This was the “going further” part of our treasure hunt learning experience. I also wanted to introduce the Think-Pair-Share thinking routine.
I spread the treasure hunt learning experience over 2 days because I needed time to photocopy the treasure maps and because the excitement level was so high yesterday that we needed a little break before continuing!
In addition to the goal of helping students to develop collaboration skills, I wanted to give them ideas for ways that they can play at home or at school. Towards this end, I wanted to guide the students in being able to organize their own treasure hunts, not just search for treasures I hide. And finally, I wanted to revisit the purpose of the treasure hunt: to build relationships while developing the skill of collaboration.
Photo: One of the treasures
Photo: Students use maps to hunt for the treasures that their classmates hid for them.
What we did:
1. I made sure I had all of the treasures with names on them.
2. I made a bunch of photocopies of the classroom map.
3. I had an activity for half the class to do while I worked with the other half.
Note – Since the students were so excited about the treasures they created, I thought it would be best for them to find their own treasures (i.e. the treasures they made) rather than find a treasure made by someone else. Here I explain how the students hid their classmates’ treasures.
1. Half the class did a numeracy activity at one table. I took the other half of the class to the carpet.
2. I showed the students the anchor chart from yesterday and reminded them how they worked and played together.
3. We reviewed the map that the students had made. I asked the children one by one to pick a hiding spot in the classroom for a treasure. Once the child told me the hiding spot, I had him or her find it on the map and draw an X there. Then I gave the child one of the treasures belonging to a student in the other group to hide in that hiding spot.
4. I wrote the name of the person whose treasure it was on the map. The “hider” took the map with them as they hid the treasure.
5. I repeated this with each child in my group. It only took about 3 minutes.

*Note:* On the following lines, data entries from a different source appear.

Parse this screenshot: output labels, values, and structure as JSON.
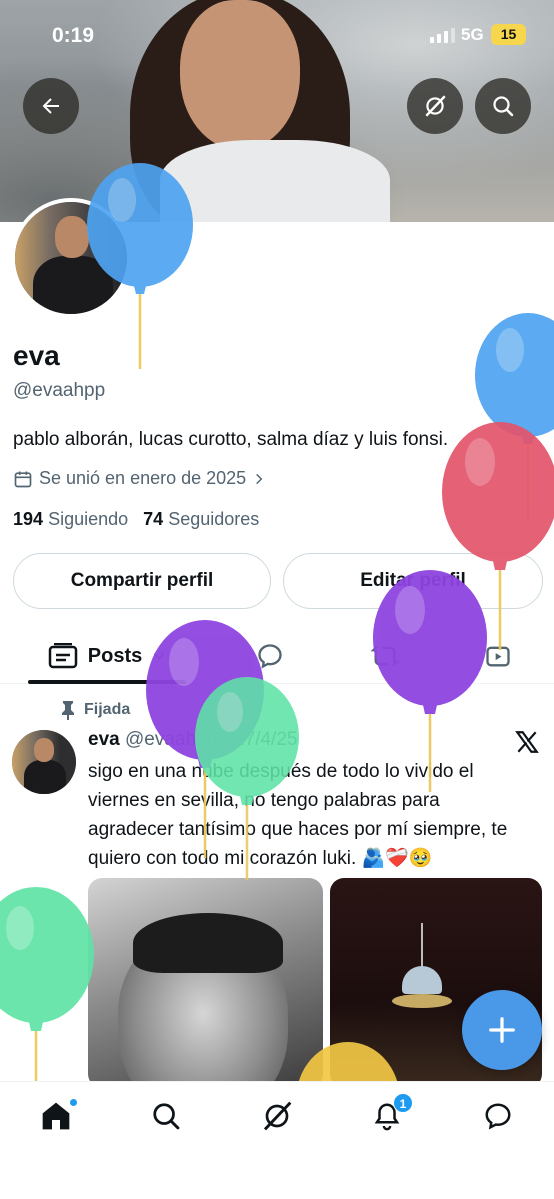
{
  "status_bar": {
    "time": "0:19",
    "network": "5G",
    "battery": "15"
  },
  "header_buttons": {
    "back_icon": "arrow-left-icon",
    "grok_icon": "grok-icon",
    "search_icon": "search-icon"
  },
  "profile": {
    "name": "eva",
    "handle": "@evaahpp",
    "bio": "pablo alborán, lucas curotto, salma díaz y luis fonsi.",
    "joined": "Se unió en enero de 2025",
    "following_count": "194",
    "following_label": "Siguiendo",
    "followers_count": "74",
    "followers_label": "Seguidores"
  },
  "actions": {
    "share": "Compartir perfil",
    "edit": "Editar perfil"
  },
  "tabs": {
    "posts": "Posts"
  },
  "post": {
    "pinned_label": "Fijada",
    "author": "eva",
    "meta": "@evaahpp · 27/4/25",
    "text": "sigo en una nube después de todo lo vivido el viernes en sevilla, no tengo palabras para agradecer tantísimo que haces por mí siempre, te quiero con todo mi corazón luki. 🫂❤️‍🩹🥹"
  },
  "notifications_badge": "1",
  "colors": {
    "accent": "#1d9bf0",
    "fab": "#4a99e9",
    "balloon_blue": "#4ea3f1",
    "balloon_red": "#e3546a",
    "balloon_purple": "#8e44e0",
    "balloon_green": "#5fe3a6",
    "balloon_yellow": "#f2c744"
  }
}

6. I called the whole class to the carpet. The treasure “hiders” gave the students their treasure maps. As the “finders” discovered their treasures, the “hiders” and I cheered for them and complimented them.
7. We switched groups and repeated steps 1-6.
The class reflected by looking at projected photographs from the first day of the treasure hunt experience. Then I quickly paired them with someone on the carpet. (I have a method for pairing students quickly, but I won’t get into that here.) I used gestures as I quickly described the procedure of Think-Pair-Share. I asked the students what their favorite part of the treasure hunt was, what some of the things people were doing to build good relationships/friendships, and how they felt throughout the cooperative experience. The partners did Think-Pair-Share for each of these 3 questions.
I was amazed at how well the students could read the classroom map! One treasure “hider” placed an X over a table on the map and then hid the treasure under a different table. I figured that the treasure “finder” would not read the map so carefully and did not correct her. Well, lo and behold, the treasure “finder” WAS able to distinguish between the different tables on the map and asked why his treasure wasn’t where the X was! I thought that was really impressive and showed a deep understanding of the map we had created.
The students did a great job of communicating positive feedback to one another as they found their treasures. No one was picky about who hid something for whom; everyone was so open-minded and friendly.
In terms of the lesson plan, today was not as collaborative as yesterday was, but it was a successful 15-minute activity in which the students communicated kindly with each other and developed their sense of shape and space by using maps.
The think-pair-share thinking routine was of course difficult for the students who are just beginning to learn English. Most of the children seemed to enjoy sharing their ideas with a partner and sharing out. Many students said making the treasure was their favorite part of the experience. They felt that sharing and taking turns in the line for art materials helped build good relationships/friendships. The students said they felt happy and excited throughout the experience.